Snow Crash

Mar. 4th, 2008 01:46 pm
laura_seabrook: (Default)
[personal profile] laura_seabrook

I finally finished Snow Crash by Neal Stephenson this morning. I can remember seeing this in the discard bins for years, but never getting around to buying a copy for $2. I still haven't as it was a library copy.

The style of this book reminds me of Mick Farren in it's combination of high/low tech and streetwise anarchic savvy. Very neat depiction of a dystopia that hasn't quite happened yet. It also depicts the Metaverse (apparently the term is coined from this novel) with avatars. Although Stephenson may not have invented the term, he popularised its use.

I found the description of the Metaverse interesting after having played Second Life. In the book the entire VR world takes place on a black sphere where everything is black until something is created there. There are subsystems (called daemons) at work that do automated tasks, but these (and almost everything else in the world) have been created by hackers.

Click to go to the Walrus page that features this artwork

There are nightclubs, businesses and homes in the metaverse. There's no flying or teleportation however, and avatars have either catch a monorail or have their own transport to travel any faster than walking (and also have to climb into and out of the metaverse to login/logout).

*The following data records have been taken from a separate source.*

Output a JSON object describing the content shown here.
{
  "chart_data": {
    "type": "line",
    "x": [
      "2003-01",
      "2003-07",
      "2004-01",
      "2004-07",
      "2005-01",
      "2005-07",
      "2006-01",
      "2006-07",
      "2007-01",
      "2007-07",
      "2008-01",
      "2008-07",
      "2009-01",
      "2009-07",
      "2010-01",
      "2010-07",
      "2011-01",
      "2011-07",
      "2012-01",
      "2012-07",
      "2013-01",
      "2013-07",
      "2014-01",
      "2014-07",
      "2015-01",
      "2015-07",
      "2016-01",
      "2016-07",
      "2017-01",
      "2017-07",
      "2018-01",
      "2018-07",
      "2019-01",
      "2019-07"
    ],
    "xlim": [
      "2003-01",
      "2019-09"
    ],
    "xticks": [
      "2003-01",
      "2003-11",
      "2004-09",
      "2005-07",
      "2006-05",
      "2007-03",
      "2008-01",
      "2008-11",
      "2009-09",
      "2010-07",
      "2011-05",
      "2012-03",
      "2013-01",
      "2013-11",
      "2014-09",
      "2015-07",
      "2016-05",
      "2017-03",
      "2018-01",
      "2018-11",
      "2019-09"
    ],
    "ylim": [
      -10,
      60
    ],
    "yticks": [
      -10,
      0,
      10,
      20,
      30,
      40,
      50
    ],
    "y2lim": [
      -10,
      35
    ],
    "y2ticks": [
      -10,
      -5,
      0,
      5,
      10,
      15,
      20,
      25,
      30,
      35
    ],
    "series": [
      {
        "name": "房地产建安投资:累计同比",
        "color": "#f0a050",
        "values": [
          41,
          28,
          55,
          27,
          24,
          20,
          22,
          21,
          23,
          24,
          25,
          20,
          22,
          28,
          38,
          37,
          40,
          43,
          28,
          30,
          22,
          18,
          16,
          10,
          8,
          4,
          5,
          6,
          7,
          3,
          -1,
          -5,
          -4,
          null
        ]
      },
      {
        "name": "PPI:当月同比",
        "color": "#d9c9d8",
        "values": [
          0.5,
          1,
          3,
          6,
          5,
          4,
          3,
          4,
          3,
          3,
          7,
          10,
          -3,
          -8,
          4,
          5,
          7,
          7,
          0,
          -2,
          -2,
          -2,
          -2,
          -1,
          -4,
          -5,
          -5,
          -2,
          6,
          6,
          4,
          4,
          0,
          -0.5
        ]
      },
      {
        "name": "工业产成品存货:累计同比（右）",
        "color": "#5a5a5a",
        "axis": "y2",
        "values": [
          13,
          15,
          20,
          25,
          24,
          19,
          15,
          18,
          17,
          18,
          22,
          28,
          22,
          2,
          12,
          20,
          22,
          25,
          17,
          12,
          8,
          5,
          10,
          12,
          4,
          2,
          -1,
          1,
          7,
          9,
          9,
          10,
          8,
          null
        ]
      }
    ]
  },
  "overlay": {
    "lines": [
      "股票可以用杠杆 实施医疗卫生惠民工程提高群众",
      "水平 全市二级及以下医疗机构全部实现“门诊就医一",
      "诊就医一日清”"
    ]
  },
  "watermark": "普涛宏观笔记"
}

Avatars become semitransparent in the main street to avoid traffic congestion but are solid otherwise, and can be "killed" in world, forcing the user a delay in logging back in.

The novel certainly paints a vivid description of both the metaverse and of a future America, balkanised by franchises and the disintegration of government. Somehow though, it ends flat when the current crisis is resolved. While it's tempting to want another chapter (what happens to Raven?) I can understand why it ends there.

Also, check out The Web Site of Aleph for some interesting essays about the book.

Date: 2008-03-04 11:25 am (UTC)
From: [identity profile] highlandish.livejournal.com
one of my favourite books, interesting to see someone else think that religion is a brain virus. technically it is.